Triangle removes extraneous triangles from holes and concavities before the refinement stage. This presents no problem for the refinement algorithm; the requirement that no segment be encroached and the Delaunay property together ensure that the circumcenter of every triangle lies within the mesh. (Roundoff error might perturb a circumcenter to just outside the mesh, but it is easy to identify the conflicting edge and treat it as encroached.) An advantage of removing triangles before refinement is that computation is not wasted refining triangles that will eventually be deleted.
A more important advantage is illustrated in Figure 13. If extraneous triangles remain during the refinement stage, overrefinement can occur if very small features outside the object being meshed cause the creation of small triangles inside the mesh. Ruppert suggests solving this problem by using the constrained Delaunay triangulation, and ignoring interactions that take place outside the region being triangulated. Early removal of triangles provides a nearly effortless way to accomplish this effect. Segments that would normally be considered encroached are ignored (Figure 13, right), because encroached segments are diagnosed by noticing that they occur opposite an obtuse angle in a triangle.
Another determinant of the number of triangles in the final mesh is the order in which bad triangles are split, especially when a strong angle constraint is used. Figure 14 demonstrates how sensitive the refinement algorithm is to the order. For this example with a 33o minimum angle, a heap of bad triangles indexed by their smallest angle confers a 35% reduction in mesh size over a first-in first-out queue. (This difference is typical for large meshes with a strong angle constraint, but thankfully disappears for small meshes and small constraints.) The discrepancy probably occurs because circumcenters of very bad triangles are likely to split more bad triangles than circumcenters of mildly bad triangles. Unfortunately, a heap is slow for large meshes, especially when small area constraints force all of the triangles into the heap. Delaunay refinement usually takes O(n) time in practice, but use of a heap increases the complexity to O(n log n).
Triangle's solution, chosen experimentally, is to use
64 FIFO queues, each representing a different interval of angles.

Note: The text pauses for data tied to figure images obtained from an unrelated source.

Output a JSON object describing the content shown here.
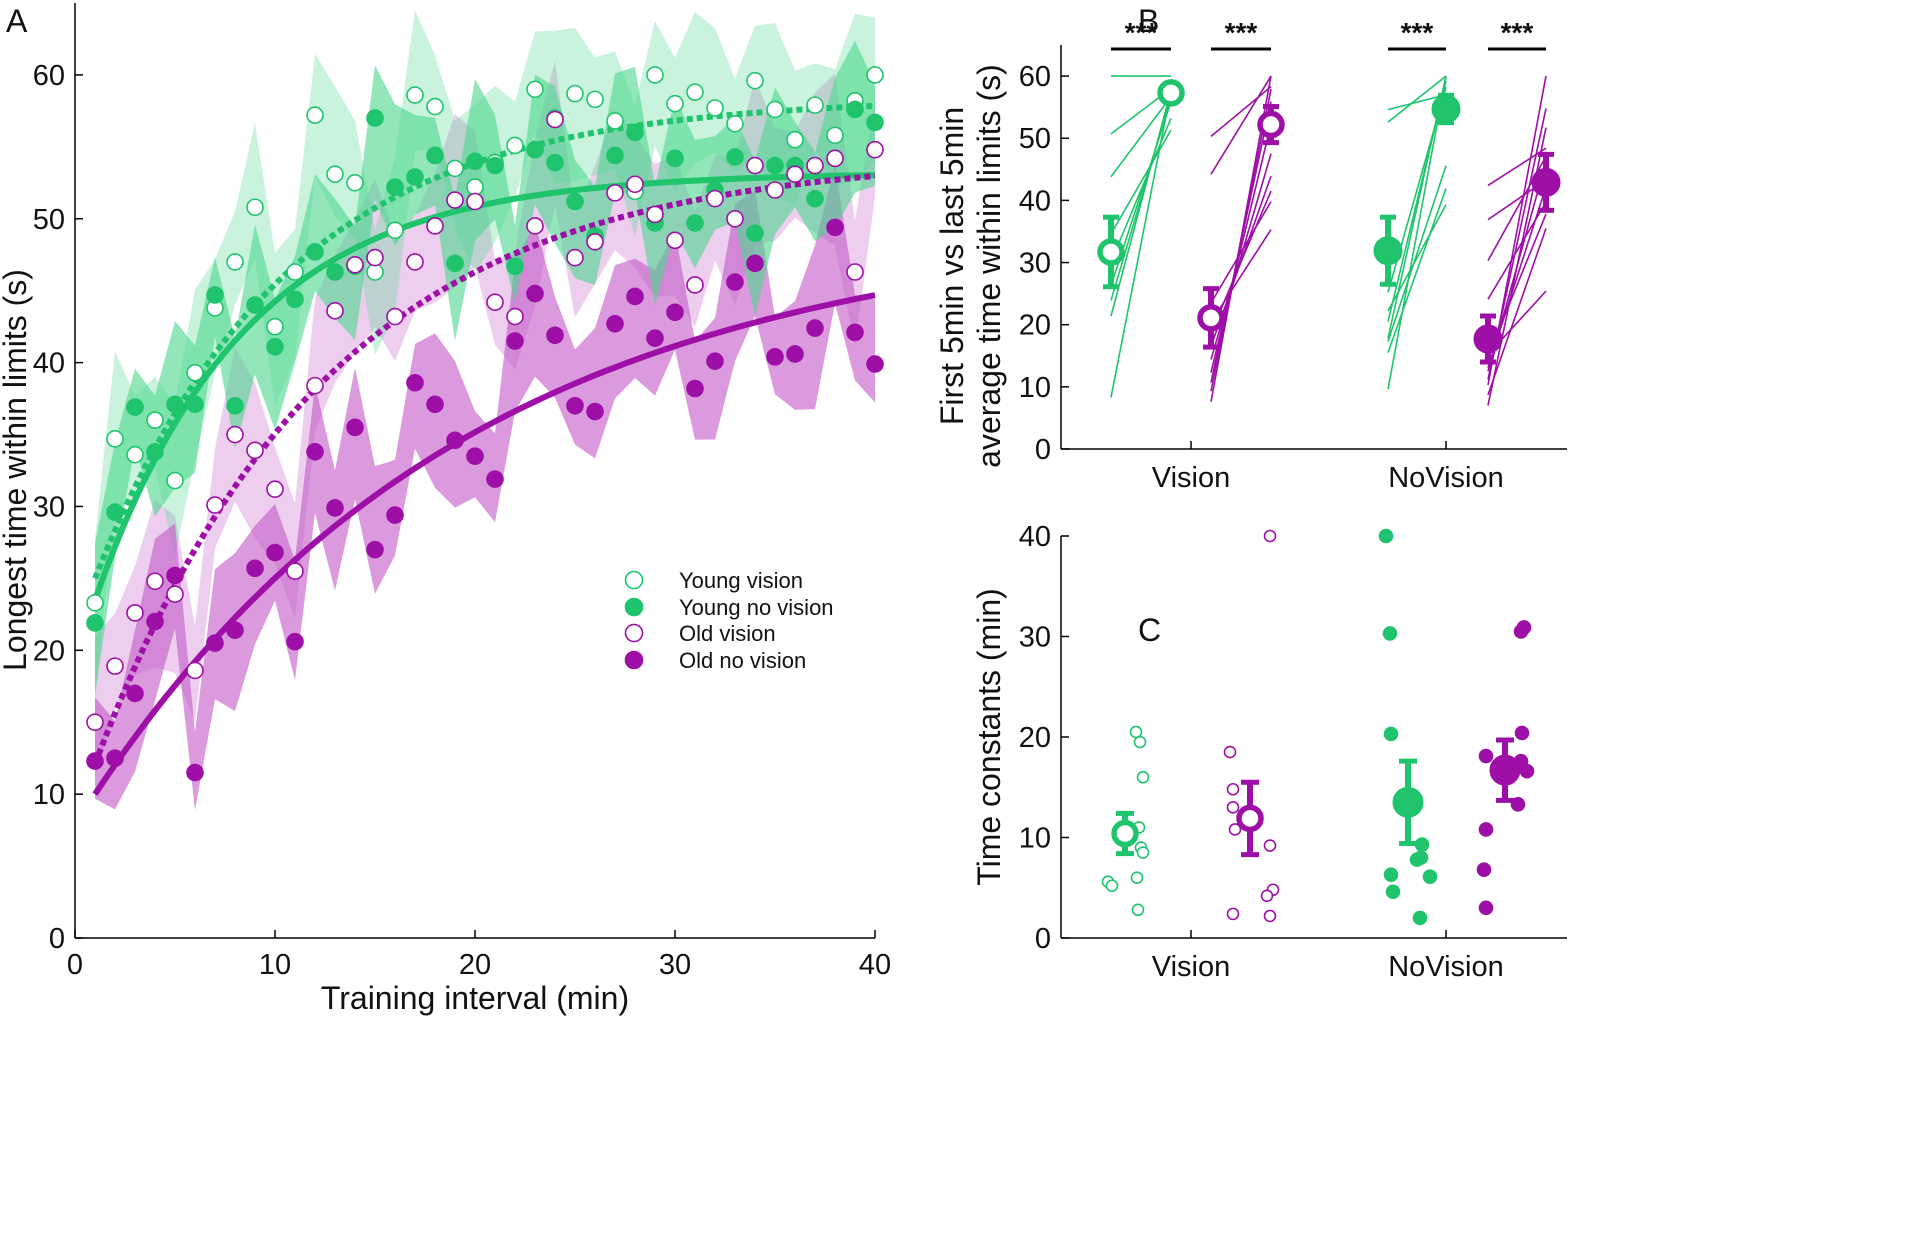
{
  "colors": {
    "green": "#1fc46d",
    "purple": "#9d0fa6",
    "green_fill": "#4fd690",
    "purple_fill": "#c35cc8"
  },
  "panels": {
    "a": "A",
    "b": "B",
    "c": "C"
  },
  "chart_data": [
    {
      "id": "A",
      "type": "scatter",
      "xlabel": "Training interval (min)",
      "ylabel": "Longest time within limits (s)",
      "xlim": [
        0,
        40
      ],
      "ylim": [
        0,
        65
      ],
      "xticks": [
        0,
        10,
        20,
        30,
        40
      ],
      "yticks": [
        0,
        10,
        20,
        30,
        40,
        50,
        60
      ],
      "x": [
        1,
        2,
        3,
        4,
        5,
        6,
        7,
        8,
        9,
        10,
        11,
        12,
        13,
        14,
        15,
        16,
        17,
        18,
        19,
        20,
        21,
        22,
        23,
        24,
        25,
        26,
        27,
        28,
        29,
        30,
        31,
        32,
        33,
        34,
        35,
        36,
        37,
        38,
        39,
        40
      ],
      "series": [
        {
          "name": "Young vision",
          "color": "green",
          "marker": "open",
          "fit": "dotted",
          "fit_params": {
            "a": 58.4,
            "b": 33.4,
            "tau": 9.5
          },
          "values": [
            23.3,
            34.7,
            33.6,
            36,
            31.8,
            39.3,
            43.8,
            47,
            50.8,
            42.5,
            46.3,
            57.2,
            53.1,
            52.5,
            46.3,
            49.2,
            58.6,
            57.8,
            53.5,
            52.2,
            53.9,
            55.1,
            59,
            57,
            58.7,
            58.3,
            56.8,
            51.9,
            60,
            58,
            58.8,
            57.7,
            56.6,
            59.6,
            57.6,
            55.5,
            57.9,
            55.8,
            58.2,
            60
          ]
        },
        {
          "name": "Young no vision",
          "color": "green",
          "marker": "filled",
          "fit": "solid",
          "fit_params": {
            "a": 53.2,
            "b": 29.7,
            "tau": 7.5
          },
          "values": [
            21.9,
            29.6,
            36.9,
            33.8,
            37.1,
            37.1,
            44.7,
            37,
            44,
            41.1,
            44.4,
            47.7,
            46.3,
            46.7,
            57,
            52.2,
            52.9,
            54.4,
            46.9,
            54,
            53.7,
            46.7,
            54.8,
            53.9,
            51.2,
            48.8,
            54.4,
            56,
            49.7,
            54.2,
            49.7,
            52,
            54.3,
            49,
            53.7,
            53.7,
            51.4,
            54.2,
            57.6,
            56.7
          ]
        },
        {
          "name": "Old vision",
          "color": "purple",
          "marker": "open",
          "fit": "dotted",
          "fit_params": {
            "a": 54.4,
            "b": 42.3,
            "tau": 11.5
          },
          "values": [
            15,
            18.9,
            22.6,
            24.8,
            23.9,
            18.6,
            30.1,
            35,
            33.9,
            31.2,
            25.5,
            38.4,
            43.6,
            46.8,
            47.3,
            43.2,
            47,
            49.5,
            51.3,
            51.2,
            44.2,
            43.2,
            49.5,
            56.9,
            47.3,
            48.4,
            51.8,
            52.4,
            50.3,
            48.5,
            45.4,
            51.4,
            50,
            53.7,
            52,
            53.1,
            53.7,
            54.2,
            46.3,
            54.8
          ]
        },
        {
          "name": "Old no vision",
          "color": "purple",
          "marker": "filled",
          "fit": "solid",
          "fit_params": {
            "a": 49.8,
            "b": 39.8,
            "tau": 19
          },
          "values": [
            12.3,
            12.5,
            17,
            22,
            25.2,
            11.5,
            20.5,
            21.4,
            25.7,
            26.8,
            20.6,
            33.8,
            29.9,
            35.5,
            27,
            29.4,
            38.6,
            37.1,
            34.6,
            33.5,
            31.9,
            41.5,
            44.8,
            41.9,
            37,
            36.6,
            42.7,
            44.6,
            41.7,
            43.5,
            38.2,
            40.1,
            45.6,
            46.9,
            40.4,
            40.6,
            42.4,
            49.4,
            42.1,
            39.9
          ]
        }
      ]
    },
    {
      "id": "B",
      "type": "line",
      "ylabel": "First 5min vs last 5min average time within limits (s)",
      "ylabel_lines": [
        "First 5min vs last 5min",
        "average time within limits (s)"
      ],
      "ylim": [
        0,
        65
      ],
      "yticks": [
        0,
        10,
        20,
        30,
        40,
        50,
        60
      ],
      "categories": [
        "Vision",
        "NoVision"
      ],
      "significance": [
        "***",
        "***",
        "***",
        "***"
      ],
      "groups": [
        {
          "name": "Young vision",
          "color": "green",
          "marker": "open",
          "first": {
            "mean": 31.7,
            "err": 5.6
          },
          "last": {
            "mean": 57.3,
            "err": 0.8
          }
        },
        {
          "name": "Old vision",
          "color": "purple",
          "marker": "open",
          "first": {
            "mean": 21.1,
            "err": 4.7
          },
          "last": {
            "mean": 52.2,
            "err": 2.9
          }
        },
        {
          "name": "Young no vision",
          "color": "green",
          "marker": "filled",
          "first": {
            "mean": 31.9,
            "err": 5.4
          },
          "last": {
            "mean": 54.7,
            "err": 2.2
          }
        },
        {
          "name": "Old no vision",
          "color": "purple",
          "marker": "filled",
          "first": {
            "mean": 17.7,
            "err": 3.7
          },
          "last": {
            "mean": 42.9,
            "err": 4.5
          }
        }
      ],
      "subjects": [
        {
          "group": "Young vision",
          "pairs": [
            [
              60,
              60
            ],
            [
              8.3,
              57.7
            ],
            [
              21.4,
              57.7
            ],
            [
              23.9,
              56.6
            ],
            [
              26.3,
              55.9
            ],
            [
              43.8,
              56.7
            ],
            [
              50.7,
              58
            ],
            [
              30.1,
              53.2
            ],
            [
              34.6,
              51.3
            ]
          ]
        },
        {
          "group": "Old vision",
          "pairs": [
            [
              7.6,
              60
            ],
            [
              9.3,
              57.9
            ],
            [
              10.7,
              55.9
            ],
            [
              12.3,
              52.3
            ],
            [
              14.4,
              47.5
            ],
            [
              16.5,
              43.9
            ],
            [
              44.2,
              60
            ],
            [
              50.3,
              58.3
            ],
            [
              18.7,
              41.5
            ],
            [
              20.4,
              35.3
            ],
            [
              23.5,
              39.8
            ]
          ]
        },
        {
          "group": "Young no vision",
          "pairs": [
            [
              9.6,
              60
            ],
            [
              17.8,
              60
            ],
            [
              20.5,
              59.2
            ],
            [
              25.2,
              58.2
            ],
            [
              52.6,
              60
            ],
            [
              54.6,
              57
            ],
            [
              15.5,
              41.9
            ],
            [
              22.2,
              39.3
            ],
            [
              17.3,
              45.6
            ]
          ]
        },
        {
          "group": "Old no vision",
          "pairs": [
            [
              7,
              51.7
            ],
            [
              10.3,
              60
            ],
            [
              11.2,
              54.8
            ],
            [
              12.5,
              46.2
            ],
            [
              13.1,
              42.2
            ],
            [
              14.9,
              37.8
            ],
            [
              24.1,
              39.7
            ],
            [
              30.3,
              47.1
            ],
            [
              36.9,
              43.3
            ],
            [
              42.4,
              48.4
            ],
            [
              15.2,
              25.4
            ],
            [
              8.7,
              35.5
            ]
          ]
        }
      ]
    },
    {
      "id": "C",
      "type": "scatter",
      "ylabel": "Time constants (min)",
      "ylim": [
        0,
        40
      ],
      "yticks": [
        0,
        10,
        20,
        30,
        40
      ],
      "categories": [
        "Vision",
        "NoVision"
      ],
      "groups": [
        {
          "name": "Young vision",
          "color": "green",
          "marker": "open",
          "mean": 10.4,
          "err": 2,
          "points": [
            5.6,
            5.2,
            20.5,
            19.5,
            16,
            11,
            9,
            8.5,
            6,
            2.8
          ]
        },
        {
          "name": "Old vision",
          "color": "purple",
          "marker": "open",
          "mean": 11.9,
          "err": 3.6,
          "points": [
            18.5,
            14.8,
            13,
            10.8,
            2.4,
            40,
            9.2,
            4.8,
            4.2,
            2.2
          ]
        },
        {
          "name": "Young no vision",
          "color": "green",
          "marker": "filled",
          "mean": 13.5,
          "err": 4.1,
          "points": [
            40,
            30.3,
            20.3,
            6.3,
            4.6,
            9.3,
            8,
            7.8,
            6.1,
            2
          ]
        },
        {
          "name": "Old no vision",
          "color": "purple",
          "marker": "filled",
          "mean": 16.7,
          "err": 3,
          "points": [
            18.1,
            10.8,
            6.8,
            3,
            30.5,
            30.9,
            20.4,
            17.6,
            16.6,
            13.3
          ]
        }
      ]
    }
  ]
}
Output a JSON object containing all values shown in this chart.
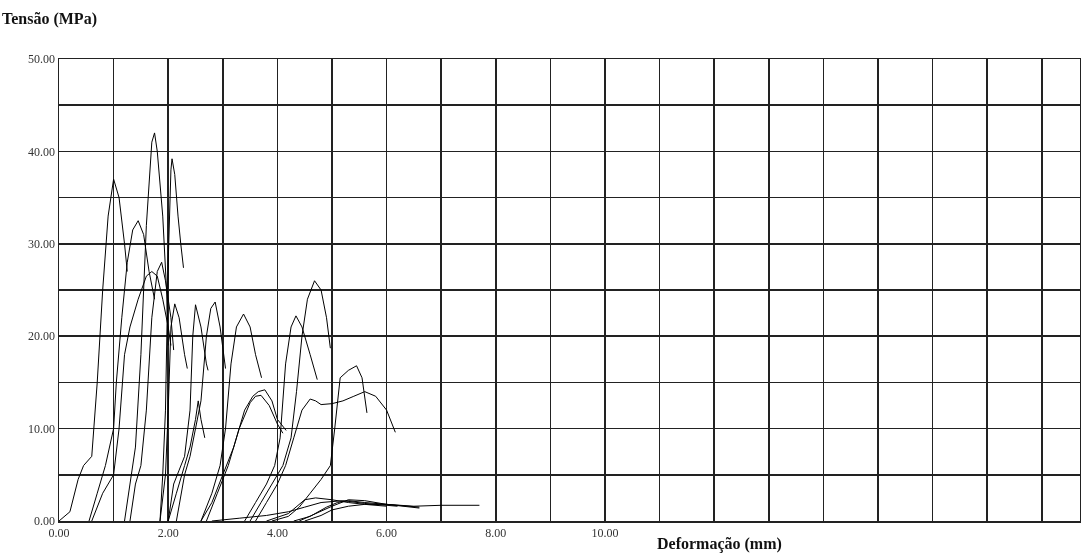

It is counterproductive (in practice) to order
well-shaped triangles by their worst angle,
so one queue is used for well-shaped but too-large
triangles whose angles are all roughly larger than 39o.
Triangles with smaller angles are partitioned among the remaining queues.
When a bad triangle is chosen for splitting, it is taken from the
``worst'' nonempty queue. This method yields meshes comparable with
those generated using
a heap, but is only slightly slower than using a single queue.
During the refinement phase, about 21,000 new vertices are generated per second
on a DEC 3000/700. These vertices are inserted
using the incremental Delaunay algorithm, but are inserted much more quickly
than Table 1 would suggest because a triangle's circumcenter can
be located quickly by starting the search at the triangle.